The spiracles themselves were also big, larger than I’ve seen on any arthropod, and peculiarly-shaped – right now I could only speculate as to why, so we’ll just leave my ignorance sitting quietly in a corner rather than parading it around for all to see.

spiracle detail for grub, possibly patent-leather beetle Odontotaenius disjunctus
The exoskeleton around the spiracles seemed to take on a thicker and more opaque appearance, giving the impression of being ‘reinforced’ there for some reason, but on very close inspection it looked more like a spray of tiny tracheole to feed the closest tissue. Where would you be without people like me to present the wonders of the arthropod world to you?

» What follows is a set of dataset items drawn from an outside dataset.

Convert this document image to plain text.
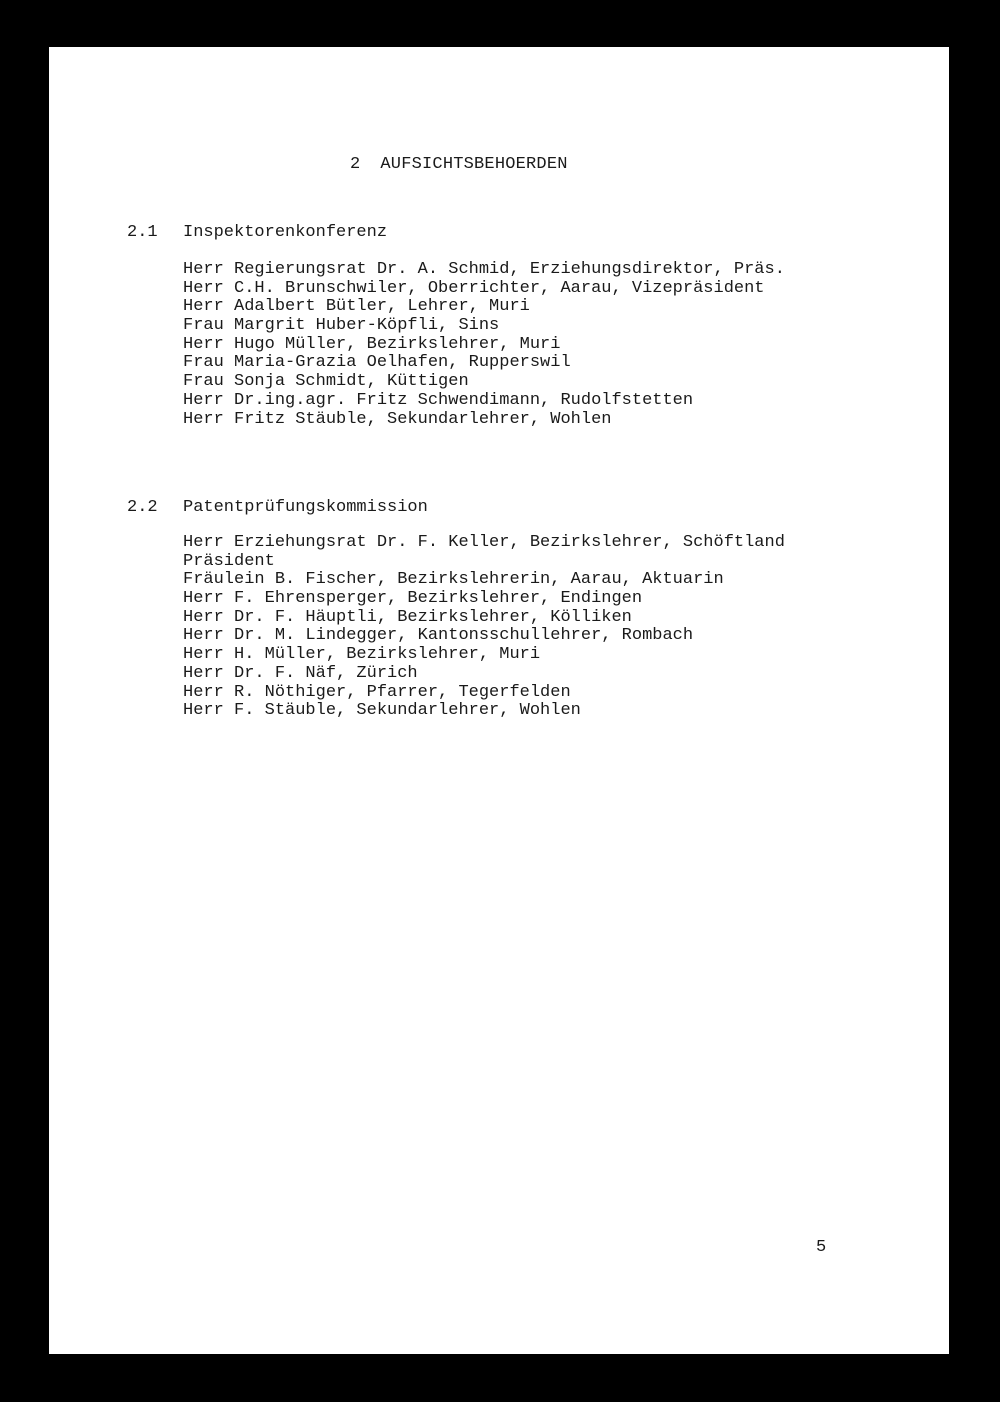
2 AUFSICHTSBEHOERDEN
2.1 Inspektorenkonferenz
Herr Regierungsrat Dr. A. Schmid, Erziehungsdirektor, Präs.
Herr C.H. Brunschwiler, Oberrichter, Aarau, Vizepräsident
Herr Adalbert Bütler, Lehrer, Muri
Frau Margrit Huber-Köpfli, Sins
Herr Hugo Müller, Bezirkslehrer, Muri
Frau Maria-Grazia Oelhafen, Rupperswil
Frau Sonja Schmidt, Küttigen
Herr Dr.ing.agr. Fritz Schwendimann, Rudolfstetten
Herr Fritz Stäuble, Sekundarlehrer, Wohlen
2.2 Patentprüfungskommission
Herr Erziehungsrat Dr. F. Keller, Bezirkslehrer, Schöftland
Präsident
Fräulein B. Fischer, Bezirkslehrerin, Aarau, Aktuarin
Herr F. Ehrensperger, Bezirkslehrer, Endingen
Herr Dr. F. Häuptli, Bezirkslehrer, Kölliken
Herr Dr. M. Lindegger, Kantonsschullehrer, Rombach
Herr H. Müller, Bezirkslehrer, Muri
Herr Dr. F. Näf, Zürich
Herr R. Nöthiger, Pfarrer, Tegerfelden
Herr F. Stäuble, Sekundarlehrer, Wohlen
5
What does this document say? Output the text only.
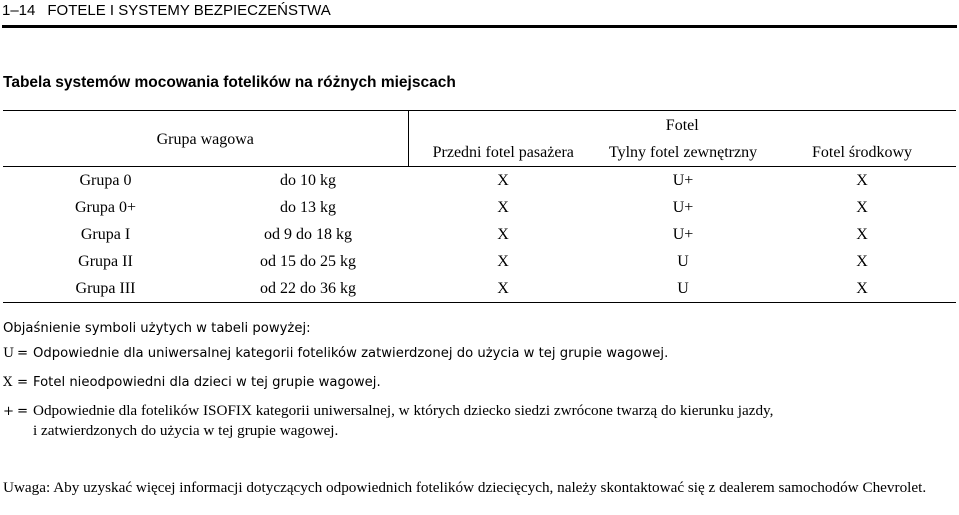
1–14 FOTELE I SYSTEMY BEZPIECZEŃSTWA
Tabela systemów mocowania fotelików na różnych miejscach
Grupa wagowa		Fotel		
		Przedni fotel pasażera	Tylny fotel zewnętrzny	Fotel środkowy
Grupa 0	do 10 kg	X	U+	X
Grupa 0+	do 13 kg	X	U+	X
Grupa I	od 9 do 18 kg	X	U+	X
Grupa II	od 15 do 25 kg	X	U	X
Grupa III	od 22 do 36 kg	X	U	X
Objaśnienie symboli użytych w tabeli powyżej:
U = Odpowiednie dla uniwersalnej kategorii fotelików zatwierdzonej do użycia w tej grupie wagowej.
X = Fotel nieodpowiedni dla dzieci w tej grupie wagowej.
+ = Odpowiednie dla fotelików ISOFIX kategorii uniwersalnej, w których dziecko siedzi zwrócone twarzą do kierunku jazdy,
i zatwierdzonych do użycia w tej grupie wagowej.
Uwaga: Aby uzyskać więcej informacji dotyczących odpowiednich fotelików dziecięcych, należy skontaktować się z dealerem samochodów Chevrolet.
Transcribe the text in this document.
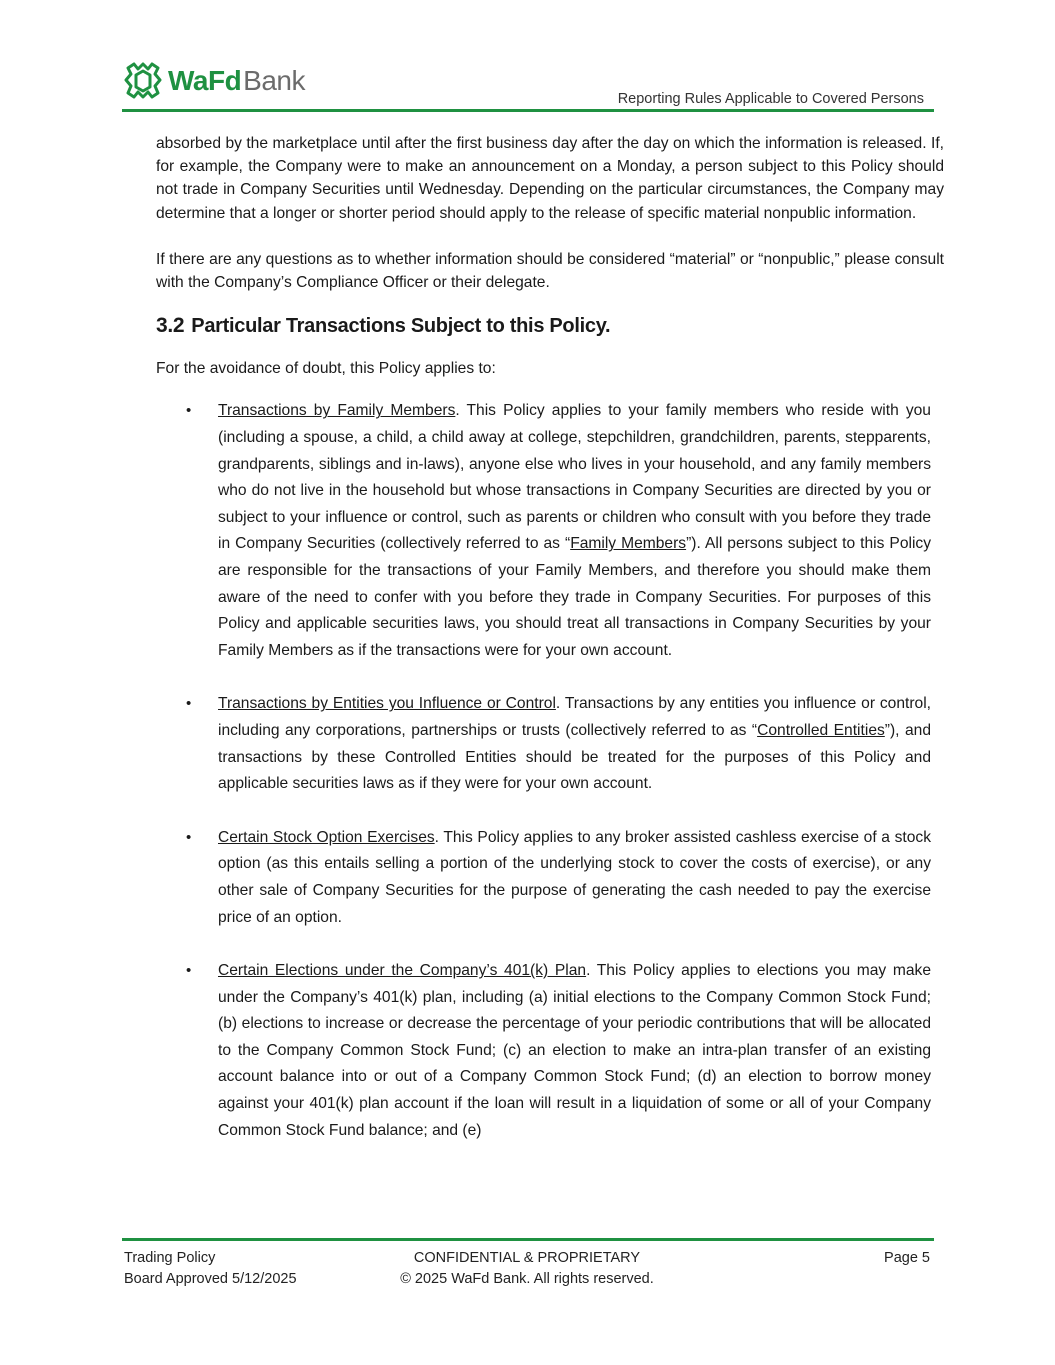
WaFd Bank
Reporting Rules Applicable to Covered Persons

absorbed by the marketplace until after the first business day after the day on which the information is released. If, for example, the Company were to make an announcement on a Monday, a person subject to this Policy should not trade in Company Securities until Wednesday. Depending on the particular circumstances, the Company may determine that a longer or shorter period should apply to the release of specific material nonpublic information.

If there are any questions as to whether information should be considered “material” or “nonpublic,” please consult with the Company’s Compliance Officer or their delegate.

3.2 Particular Transactions Subject to this Policy.

For the avoidance of doubt, this Policy applies to:

• Transactions by Family Members. This Policy applies to your family members who reside with you (including a spouse, a child, a child away at college, stepchildren, grandchildren, parents, stepparents, grandparents, siblings and in-laws), anyone else who lives in your household, and any family members who do not live in the household but whose transactions in Company Securities are directed by you or subject to your influence or control, such as parents or children who consult with you before they trade in Company Securities (collectively referred to as “Family Members”). All persons subject to this Policy are responsible for the transactions of your Family Members, and therefore you should make them aware of the need to confer with you before they trade in Company Securities. For purposes of this Policy and applicable securities laws, you should treat all transactions in Company Securities by your Family Members as if the transactions were for your own account.

• Transactions by Entities you Influence or Control. Transactions by any entities you influence or control, including any corporations, partnerships or trusts (collectively referred to as “Controlled Entities”), and transactions by these Controlled Entities should be treated for the purposes of this Policy and applicable securities laws as if they were for your own account.

• Certain Stock Option Exercises. This Policy applies to any broker assisted cashless exercise of a stock option (as this entails selling a portion of the underlying stock to cover the costs of exercise), or any other sale of Company Securities for the purpose of generating the cash needed to pay the exercise price of an option.

• Certain Elections under the Company’s 401(k) Plan. This Policy applies to elections you may make under the Company’s 401(k) plan, including (a) initial elections to the Company Common Stock Fund; (b) elections to increase or decrease the percentage of your periodic contributions that will be allocated to the Company Common Stock Fund; (c) an election to make an intra-plan transfer of an existing account balance into or out of a Company Common Stock Fund; (d) an election to borrow money against your 401(k) plan account if the loan will result in a liquidation of some or all of your Company Common Stock Fund balance; and (e)

Trading Policy
Board Approved 5/12/2025
CONFIDENTIAL & PROPRIETARY
© 2025 WaFd Bank. All rights reserved.
Page 5
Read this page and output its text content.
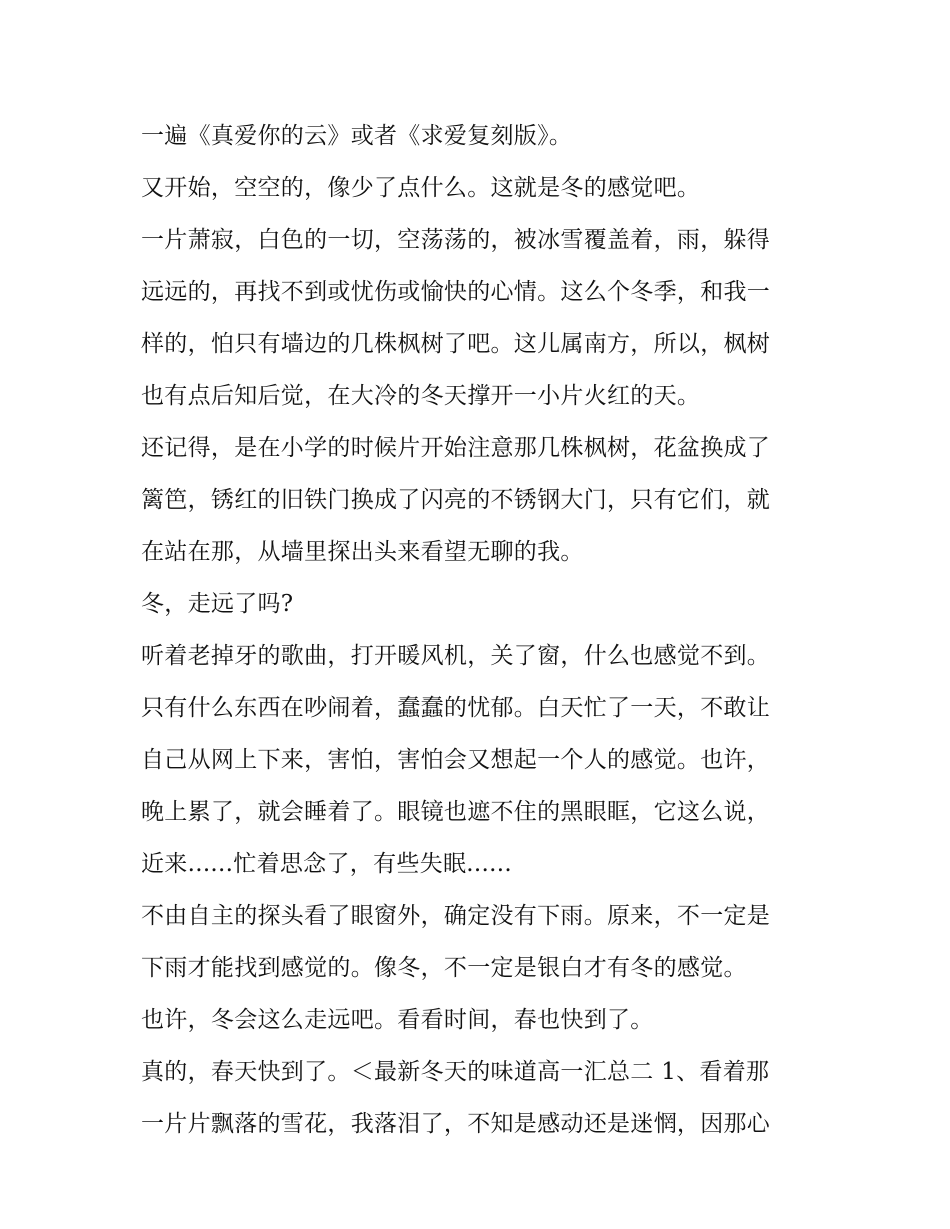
一遍《真爱你的云》或者《求爱复刻版》。
又开始，空空的，像少了点什么。这就是冬的感觉吧。
一片萧寂，白色的一切，空荡荡的，被冰雪覆盖着，雨，躲得
远远的，再找不到或忧伤或愉快的心情。这么个冬季，和我一
样的，怕只有墙边的几株枫树了吧。这儿属南方，所以，枫树
也有点后知后觉，在大冷的冬天撑开一小片火红的天。
还记得，是在小学的时候片开始注意那几株枫树，花盆换成了
篱笆，锈红的旧铁门换成了闪亮的不锈钢大门，只有它们，就
在站在那，从墙里探出头来看望无聊的我。
冬，走远了吗?
听着老掉牙的歌曲，打开暖风机，关了窗，什么也感觉不到。
只有什么东西在吵闹着，蠢蠢的忧郁。白天忙了一天，不敢让
自己从网上下来，害怕，害怕会又想起一个人的感觉。也许，
晚上累了，就会睡着了。眼镜也遮不住的黑眼眶，它这么说，
近来......忙着思念了，有些失眠......
不由自主的探头看了眼窗外，确定没有下雨。原来，不一定是
下雨才能找到感觉的。像冬，不一定是银白才有冬的感觉。
也许，冬会这么走远吧。看看时间，春也快到了。
真的，春天快到了。＜最新冬天的味道高一汇总二 1、看着那
一片片飘落的雪花，我落泪了，不知是感动还是迷惘，因那心
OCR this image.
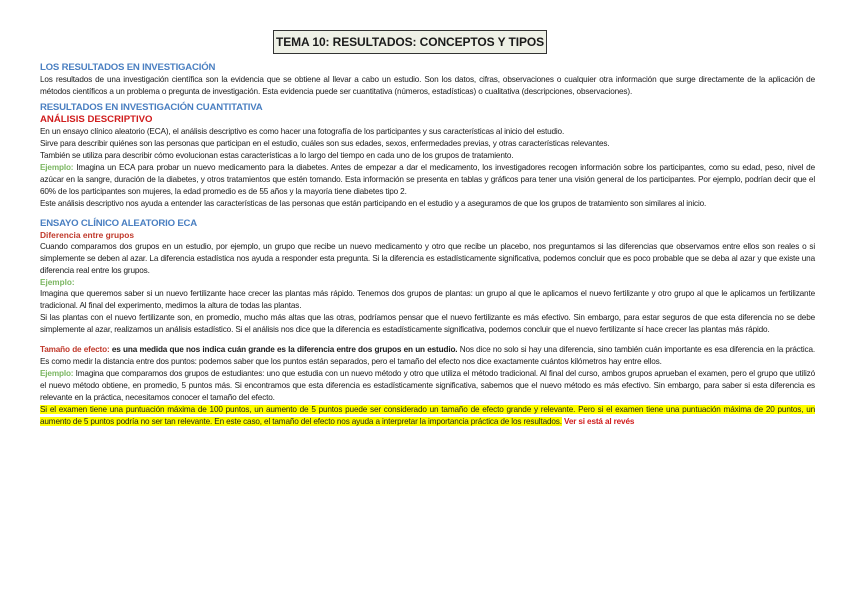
TEMA 10: RESULTADOS: CONCEPTOS Y TIPOS
LOS RESULTADOS EN INVESTIGACIÓN

Los resultados de una investigación científica son la evidencia que se obtiene al llevar a cabo un estudio. Son los datos, cifras, observaciones o cualquier otra información que surge directamente de la aplicación de métodos científicos a un problema o pregunta de investigación. Esta evidencia puede ser cuantitativa (números, estadísticas) o cualitativa (descripciones, observaciones).

RESULTADOS EN INVESTIGACIÓN CUANTITATIVA
ANÁLISIS DESCRIPTIVO

En un ensayo clínico aleatorio (ECA), el análisis descriptivo es como hacer una fotografía de los participantes y sus características al inicio del estudio.

Sirve para describir quiénes son las personas que participan en el estudio, cuáles son sus edades, sexos, enfermedades previas, y otras características relevantes.

También se utiliza para describir cómo evolucionan estas características a lo largo del tiempo en cada uno de los grupos de tratamiento.

Ejemplo: Imagina un ECA para probar un nuevo medicamento para la diabetes. Antes de empezar a dar el medicamento, los investigadores recogen información sobre los participantes, como su edad, peso, nivel de azúcar en la sangre, duración de la diabetes, y otros tratamientos que estén tomando. Esta información se presenta en tablas y gráficos para tener una visión general de los participantes. Por ejemplo, podrían decir que el 60% de los participantes son mujeres, la edad promedio es de 55 años y la mayoría tiene diabetes tipo 2.

Este análisis descriptivo nos ayuda a entender las características de las personas que están participando en el estudio y a aseguramos de que los grupos de tratamiento son similares al inicio.

ENSAYO CLÍNICO ALEATORIO ECA
Diferencia entre grupos

Cuando comparamos dos grupos en un estudio, por ejemplo, un grupo que recibe un nuevo medicamento y otro que recibe un placebo, nos preguntamos si las diferencias que observamos entre ellos son reales o si simplemente se deben al azar. La diferencia estadística nos ayuda a responder esta pregunta. Si la diferencia es estadísticamente significativa, podemos concluir que es poco probable que se deba al azar y que existe una diferencia real entre los grupos.

Ejemplo:

Imagina que queremos saber si un nuevo fertilizante hace crecer las plantas más rápido. Tenemos dos grupos de plantas: un grupo al que le aplicamos el nuevo fertilizante y otro grupo al que le aplicamos un fertilizante tradicional. Al final del experimento, medimos la altura de todas las plantas.

Si las plantas con el nuevo fertilizante son, en promedio, mucho más altas que las otras, podríamos pensar que el nuevo fertilizante es más efectivo. Sin embargo, para estar seguros de que esta diferencia no se debe simplemente al azar, realizamos un análisis estadístico. Si el análisis nos dice que la diferencia es estadísticamente significativa, podemos concluir que el nuevo fertilizante sí hace crecer las plantas más rápido.

Tamaño de efecto: es una medida que nos indica cuán grande es la diferencia entre dos grupos en un estudio. Nos dice no solo si hay una diferencia, sino también cuán importante es esa diferencia en la práctica. Es como medir la distancia entre dos puntos: podemos saber que los puntos están separados, pero el tamaño del efecto nos dice exactamente cuántos kilómetros hay entre ellos.

Ejemplo: Imagina que comparamos dos grupos de estudiantes: uno que estudia con un nuevo método y otro que utiliza el método tradicional. Al final del curso, ambos grupos aprueban el examen, pero el grupo que utilizó el nuevo método obtiene, en promedio, 5 puntos más. Si encontramos que esta diferencia es estadísticamente significativa, sabemos que el nuevo método es más efectivo. Sin embargo, para saber si esta diferencia es relevante en la práctica, necesitamos conocer el tamaño del efecto.

Si el examen tiene una puntuación máxima de 100 puntos, un aumento de 5 puntos puede ser considerado un tamaño de efecto grande y relevante. Pero si el examen tiene una puntuación máxima de 20 puntos, un aumento de 5 puntos podría no ser tan relevante. En este caso, el tamaño del efecto nos ayuda a interpretar la importancia práctica de los resultados. Ver si está al revés
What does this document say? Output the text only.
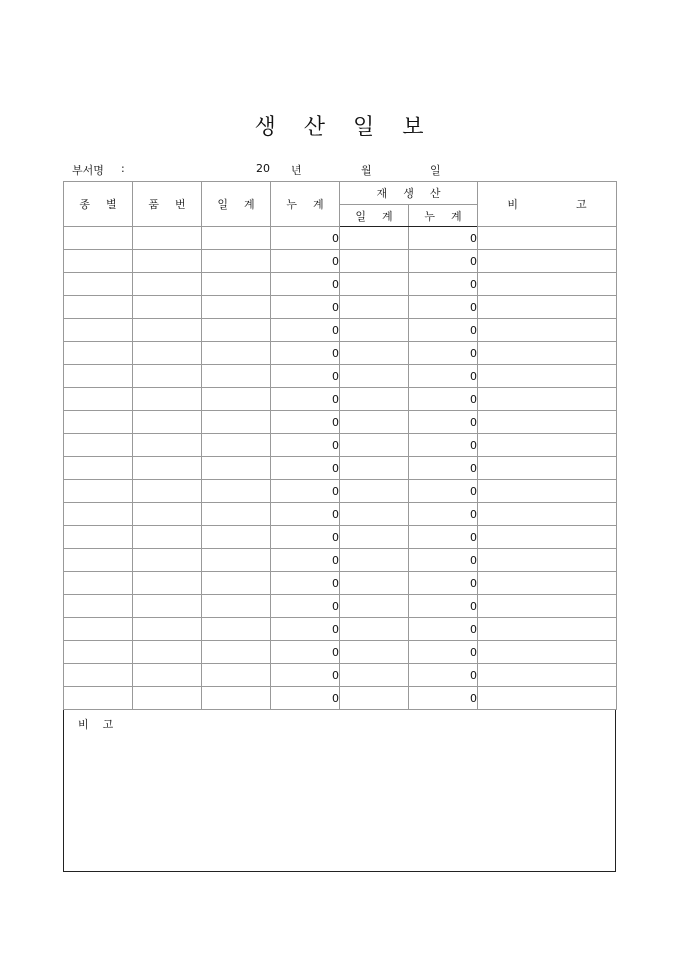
생 산 일 보
부서명 :	20 년	월	일
종 별	품 번	일 계	누 계	재 생 산		비 고
				일 계	누 계	
			0		0	
			0		0	
			0		0	
			0		0	
			0		0	
			0		0	
			0		0	
			0		0	
			0		0	
			0		0	
			0		0	
			0		0	
			0		0	
			0		0	
			0		0	
			0		0	
			0		0	
			0		0	
			0		0	
			0		0	
			0		0	
비 고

Probably sleeping better at night, is my guess…

While those chelicerae (‘fangs,’ ‘jaws,’ whatever you like) in the top photo look capable of dealing a serious pinch at least, I never encountered them in that manner, and the grub stayed mostly curled up tight in a defensive posture, not helped at all by me shifting it to a better angle for images every time it decided it was safe and started unrolling again. After these photos, and grossing out The Girlfriend, I returned it to where I had found it. It might have been interesting to see what it eventually morphed into as an adult, but I don’t really have any method of housing it for such. And I think it was actually too big to consider feeding to the resident green frogs, who seem to be keeping the spider populations in the yard down anyway.